Le processus d’appropriation, par une entité locale, du pouvoir de gouvernance qui lui est assigné est présenté par Yves Dutercq. Le cas étudié est celui d’un conseil général de collège, quelque peu équivalent à un conseil d’établissement québécois, qui s’engage dans un processus de consultation afin d’améliorer le sort des jeunes collégiens, sans toutefois oser empiéter sur le terrain de l’Éducation nationale. Dans son texte, Dutercq réfléchit également au rôle important de l’État dans la prévention des disparités ou inégalités interterritoriales.
Rémy Le Saout étudie les effets des politiques intercommunales sur la gestion des écoles. Cette modalité, qui, selon l’auteur, constitue une solution technique et financière, mais non éducative, au développement des écoles, permet la réunion de plusieurs communes dans le but d’établir ou entretenir une école. Le Saout constate qu’une condition de succès pour cette politique, qui est toujours en développement et en transformation, est que l’intercommunalité procure des nouveaux moyens pour l’action publique locale et qu’elle maintienne une relative autonomie d’action chez les agents (p. 139-140).
De son côté, Christophe Michaut s’intéresse aux chances de réussite comparées d’étudiants inscrits dans une antenne universitaire et d’étudiants inscrits dans une université centrale. La création de ces antennes visait en effet à favoriser les régions moins propices aux études supérieures. Deux méthodes sont utilisées dans cette étude : un questionnaire sur les conditions de fonctionnement des premiers cycles et trois études de cas, deux dans des centres universitaires et une dans une antenne. L’auteur conclut qu’il n’y a pas de lien systématique et scientifique entre les conditions structurelles des universités et le rendement scolaire des étudiants.
L’intéressante problématique de la contamination des concepts et des mesures est abordée par Joao Barroso dans son étude du rôle et du pouvoir de l’État portugais dans le fonctionnement du système éducatif.
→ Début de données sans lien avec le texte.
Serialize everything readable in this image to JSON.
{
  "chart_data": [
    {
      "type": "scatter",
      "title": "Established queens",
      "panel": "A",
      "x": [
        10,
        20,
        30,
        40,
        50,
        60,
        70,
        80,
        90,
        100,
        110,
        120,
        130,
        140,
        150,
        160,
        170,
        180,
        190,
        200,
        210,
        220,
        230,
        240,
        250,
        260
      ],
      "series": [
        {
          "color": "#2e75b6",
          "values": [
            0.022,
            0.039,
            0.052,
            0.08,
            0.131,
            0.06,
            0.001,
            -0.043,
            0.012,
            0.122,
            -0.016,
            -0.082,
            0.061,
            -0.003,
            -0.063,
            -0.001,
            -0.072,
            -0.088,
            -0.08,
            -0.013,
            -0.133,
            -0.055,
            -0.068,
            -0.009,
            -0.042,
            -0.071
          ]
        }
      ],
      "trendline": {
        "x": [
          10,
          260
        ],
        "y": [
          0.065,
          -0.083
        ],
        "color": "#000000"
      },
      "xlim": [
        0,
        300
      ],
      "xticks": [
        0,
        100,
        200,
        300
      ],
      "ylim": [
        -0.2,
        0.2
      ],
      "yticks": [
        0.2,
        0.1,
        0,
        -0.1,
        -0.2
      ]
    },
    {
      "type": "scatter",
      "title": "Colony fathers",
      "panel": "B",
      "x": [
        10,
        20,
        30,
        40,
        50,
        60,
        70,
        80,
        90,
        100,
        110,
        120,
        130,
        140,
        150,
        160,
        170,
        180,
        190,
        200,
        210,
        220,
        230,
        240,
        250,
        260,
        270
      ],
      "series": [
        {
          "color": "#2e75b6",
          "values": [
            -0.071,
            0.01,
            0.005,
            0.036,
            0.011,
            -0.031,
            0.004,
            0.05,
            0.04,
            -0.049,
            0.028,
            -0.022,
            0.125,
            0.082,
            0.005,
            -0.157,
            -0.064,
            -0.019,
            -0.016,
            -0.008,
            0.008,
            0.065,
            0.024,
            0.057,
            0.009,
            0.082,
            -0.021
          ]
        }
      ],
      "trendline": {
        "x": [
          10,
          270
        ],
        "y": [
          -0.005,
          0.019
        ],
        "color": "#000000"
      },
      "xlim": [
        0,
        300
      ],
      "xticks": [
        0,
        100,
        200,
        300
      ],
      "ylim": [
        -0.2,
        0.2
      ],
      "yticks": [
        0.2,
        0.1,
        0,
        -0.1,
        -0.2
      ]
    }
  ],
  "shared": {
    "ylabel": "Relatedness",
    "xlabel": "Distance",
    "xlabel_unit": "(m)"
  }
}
Selon Barroso, la complexité actuelle du système de régulation de l’éducation exige de donner à l’État un rôle renouvelé (p. 171), un rôle de métarégulation qui permettrait de préserver l’équilibre, actuellement très précaire, entre le respect de l’individu et celui de la collectivité, un phénomène identifié par d’autres auteurs du collectif sous les principes de liberté et d’égalité.
Cet ouvrage possède des forces certaines. En premier lieu, fidèle à la tradition française, sa plus grande force, selon moi, réside dans la structure théorique et conceptuelle des textes, rare en francophonie canadienne et chez les auteurs américains. La description très bien documentée et l’analyse, surtout théorique, des transformations vécues par les systèmes éducatifs de certains pays européens intéresseront plusieurs lecteurs et lectrices. Je constate également quelques faiblesses. Par exemple, les textes tendent à être lourds et même parfois confus. Plusieurs pistes et questions sont introduites, mais dans la plupart des textes, les méthodes pour recueillir les données sont peu explicitées et les réponses demeurent vagues. Je constate aussi la présence de biais idéologiques quant aux impacts négatifs du libéralisme et de la mondialisation sur l’éducation. Toutefois, malgré ces faiblesses et un contexte fortement différent des contextes éducatifs québécois et canadiens, ce qui exige une bonne connaissance des systèmes scolaires européens, il est intéressant de constater la présence de convergences entre les problématiques que nous vivons et celles décrites dans l’ouvrage, dont la crainte que la primauté des droits individuels sur le bien commun n’entraîne la réémergence d’importantes inégalités sociales à l’école et par l’école.